There are several tales to the creative name Put-in-Bay still holds to this day, the most common theory, is that of the sailors. The theory conveys that the unique name most likely originated from the sailors who would seek refuge on the bay, as it provides safe dockage. It is said when it was too rough to sail-they would “put in the bay”.
Put-in-Bay offered help to many newcomers. The Indians, the first people to the Lake Erie Islands, used Put-in-Bay for shelter when crossing Lake Erie. When the quick island storms would come about, Put-in-Bay was their protection. The Remains of pre-historic people have shown up all over the Lake Erie Islands. Pre-historic people were common throughout North America – and after the plowing and nurturing of the soil, their remnants were found. Of the main tribes visiting the Lake Erie Islands , the Senecas, Eries, Shawnee, Iriquois, Miamis and Ottawas were among them.
The first large ship to sail the Great Lakes was the Griffon, sailed by Robert LaSalle in 1679. They sailed in from Queensland, Ontario to Green Bay, Wisconsin. Lasalle and Friar Hennepin, found many flowers while celebrating the First Mass in the Mid West, and the island was named, Isle des Fleurs. It remained Isle des Fleurs for 200 years.

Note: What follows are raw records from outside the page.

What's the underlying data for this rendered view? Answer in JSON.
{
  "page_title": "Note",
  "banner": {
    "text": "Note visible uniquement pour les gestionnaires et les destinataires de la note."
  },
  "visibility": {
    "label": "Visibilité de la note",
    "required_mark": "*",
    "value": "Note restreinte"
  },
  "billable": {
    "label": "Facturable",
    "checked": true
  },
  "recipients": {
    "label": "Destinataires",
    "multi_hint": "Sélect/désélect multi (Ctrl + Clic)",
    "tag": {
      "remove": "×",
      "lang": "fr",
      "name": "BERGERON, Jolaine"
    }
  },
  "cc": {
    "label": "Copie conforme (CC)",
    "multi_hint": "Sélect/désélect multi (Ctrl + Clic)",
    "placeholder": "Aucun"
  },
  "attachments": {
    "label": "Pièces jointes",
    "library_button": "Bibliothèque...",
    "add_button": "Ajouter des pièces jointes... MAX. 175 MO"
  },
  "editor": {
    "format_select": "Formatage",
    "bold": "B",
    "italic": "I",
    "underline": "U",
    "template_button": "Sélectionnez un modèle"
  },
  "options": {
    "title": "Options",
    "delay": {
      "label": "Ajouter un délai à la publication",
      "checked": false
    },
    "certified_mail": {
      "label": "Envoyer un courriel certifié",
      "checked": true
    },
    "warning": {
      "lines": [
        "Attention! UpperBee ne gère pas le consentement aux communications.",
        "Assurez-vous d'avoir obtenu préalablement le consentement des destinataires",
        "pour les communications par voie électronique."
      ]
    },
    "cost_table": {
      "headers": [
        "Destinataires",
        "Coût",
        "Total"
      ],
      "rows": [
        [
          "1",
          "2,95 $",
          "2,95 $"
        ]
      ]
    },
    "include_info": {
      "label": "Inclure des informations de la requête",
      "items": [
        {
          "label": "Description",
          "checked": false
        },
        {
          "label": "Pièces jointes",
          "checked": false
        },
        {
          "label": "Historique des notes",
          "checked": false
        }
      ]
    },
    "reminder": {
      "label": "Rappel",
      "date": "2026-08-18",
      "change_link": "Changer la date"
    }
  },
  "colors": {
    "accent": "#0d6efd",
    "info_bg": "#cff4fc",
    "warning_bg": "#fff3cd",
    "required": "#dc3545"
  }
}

Pierpont Edwards bought a part of the Connecticut Western Reserve tract in 1893 that consisted of Middle Bass, South Bass, and the Sugar Islands. He later became a shareholder in the Connecticut Land Company, and was rewarded with a tract covering Lorain County. The error in this was that the shoreline was uneven and did not provide the correct amount of land that was agreed upon. To correct the error, Edwards was also presented with the Lake Erie Islands, one of which is known as Put-in-Bay.
Edward’s kept the Lake Erie Islands in his family for over 50 years, he sent his agent to clear and improve the land of Put-in-Bay in 1811, but never saw the islands. Edward’s agent planted one hundred acres of wheat that was soon destroyed when the Indians, cleared with British support, ran them out in the War of 1812.
Oliver Hazard Perry’s victory on September 10, 1813 will be remembered forever. There is a 352 foot high Perry’s Victory and International Peace Memorial honoring the hard-fought victory against the British. The Doric column was constructed for the centennial celebration around 1913 and 1916 and is located in the heart of Put-in-Bay. Lying beneath the floor of the rotunda, are three British and three American officers that were killed during the battle.
After purchasing South Bass Island (Put-in-Bay) and Middle Bass Island from Edwards in 1854, Jose De Rivera St. Jurgo, a wealthy Spaniard, brought in sheep, built a sawmill, and had the Island surveyed into 10 acre plots. In 1860, De Rivera established grapes as the crop for making wine. Rhine-landers from Germany came and brought Catawba, Concord, Niagra, and Reisling grapevines to the Lake Erie Islands, contributing to the wine that is present on the Lake Erie Islands today. Land prices rose greatly from $10 to $1500 per acre within only ten years of the wine outbreak of abundance.